Across the road from the gym is the Community Health Shop where a whole range of life-improving pursuits are available. Reiki, tai chi, Indian head massage, belly-dancing, reflexology, yoga and classes in healthy cooking.
The shop also offers counselling on drug and alcohol addiction, smoking, money matters, weight management and cognitive behaviour therapy. The last one sounds pompous but it is simply suggestions on how to raise self-esteem; a useful tool for those regarded by others as dirt poor.
The services are free to the customer and paid out of various public funds. Mr Nelson would probably see this as indulgence of the workshy. More liberal minds might see it as a method of fixing the so-called broken society.
There is no end of community workers and volunteers attempting this repair job. From Kids & Co who supply fruit and milk at wholesale prices, to Geeza Break which offers respite to parents under pressure.
There is plentiful investment at council and government level. The Barlanark Family Learning Centre, occupying a smart new building, sounds as if it is some kind of state apparatus for reforming dysfunctional households. It is, in fact, a state-of-the-art creche and nursery school, although there are skills and procedures in place to intervene on behalf of children if necessary.
A care worker, not involved with either the health shop or family learning centre, said these and other initiatives "are not an indulgence".
"There is no quick fix for the problems in Glasgow East, like anywhere else. All we can hope to do is help individuals. Get somebody into a job. Help some young parents to get better at bringing up their family."
Journalists are all over the constituency. The Times found a 30-something unemployed man who took solace from his despair in his pigeon loft on the "wasted highlands of Glasgow East" near his "besieged council house".
I didn't find the wasted highlands or besieged council house. But there was a doocot on a stretch of grass near Garrowhill, more resembling a neat village green.
A man who was helping clean out his friend's doocot offered his view on the received opinion about eastenders who have never worked and live on benefits.
"Never worked? I was never done working. With the British Steel Corporation, crane driver in Govan, humphin' crates o' ginger at the Irn-Bru factory, carrying coal in Springburn in the dead o' winter and freezing' ma gorries aff, sawmills, building sites."
Now 60, his working career came to an end when he fell off scaffolding and went on invalidity. That has now been stopped after an interview with a Benefits Agency doctor.
"Like a daftie, I told her I had been taking my grand-daughter swimming. The grand-daughter did the swimming. I was in the steam room to help my sore back. The doctor decided if I was fit for swimming, I was fit for work. I lost my £150 a fortnight benefit. The doctor got £100 for doing the interview.

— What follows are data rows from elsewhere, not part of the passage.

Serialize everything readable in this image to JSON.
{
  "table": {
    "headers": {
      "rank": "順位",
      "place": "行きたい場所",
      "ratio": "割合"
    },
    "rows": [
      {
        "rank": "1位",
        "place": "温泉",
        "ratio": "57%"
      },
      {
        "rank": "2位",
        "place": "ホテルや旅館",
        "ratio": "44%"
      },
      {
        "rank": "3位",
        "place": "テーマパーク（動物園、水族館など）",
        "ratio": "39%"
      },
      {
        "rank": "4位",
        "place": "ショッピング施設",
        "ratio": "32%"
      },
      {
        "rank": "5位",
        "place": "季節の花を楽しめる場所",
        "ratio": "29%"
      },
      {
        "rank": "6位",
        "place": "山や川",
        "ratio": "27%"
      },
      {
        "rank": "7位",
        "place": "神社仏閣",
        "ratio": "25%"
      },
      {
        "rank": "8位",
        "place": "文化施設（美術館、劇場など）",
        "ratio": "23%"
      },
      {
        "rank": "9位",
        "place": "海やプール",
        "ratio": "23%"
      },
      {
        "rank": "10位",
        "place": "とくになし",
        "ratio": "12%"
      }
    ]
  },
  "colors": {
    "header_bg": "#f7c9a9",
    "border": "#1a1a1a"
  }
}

"Now I'm on £48 a week. I'd like to see Gordon Brown live on that, even with his free accommodation and a' his perks. And whit de ye call him, our next to-be-king, wasting £50,000 on helicopter jaunts. Who's the bad man here? Who's getting indulged?"
There is no shortage of hard-working people here who did not have as many options as, for instance, Old Etonian Cameron. As he was putting his foot in his mouth (beside where his silver spoon is firmly lodged), some commentators noted he did so at the church of St Jude, patron saint of hopeless causes.
The full name of the parish is St Jude and St John Ogilvie. Ogilvie is the Scottish martyr who is credited with the miraculous recovery of cancer of Glasgow man John Fagan.
As Father Cameron says: "We're the only parish in Scotland with our own miracle." There is no miracle yet in Glasgow East but a lot of those so-called dirt-poor residents are working hard at self-healing.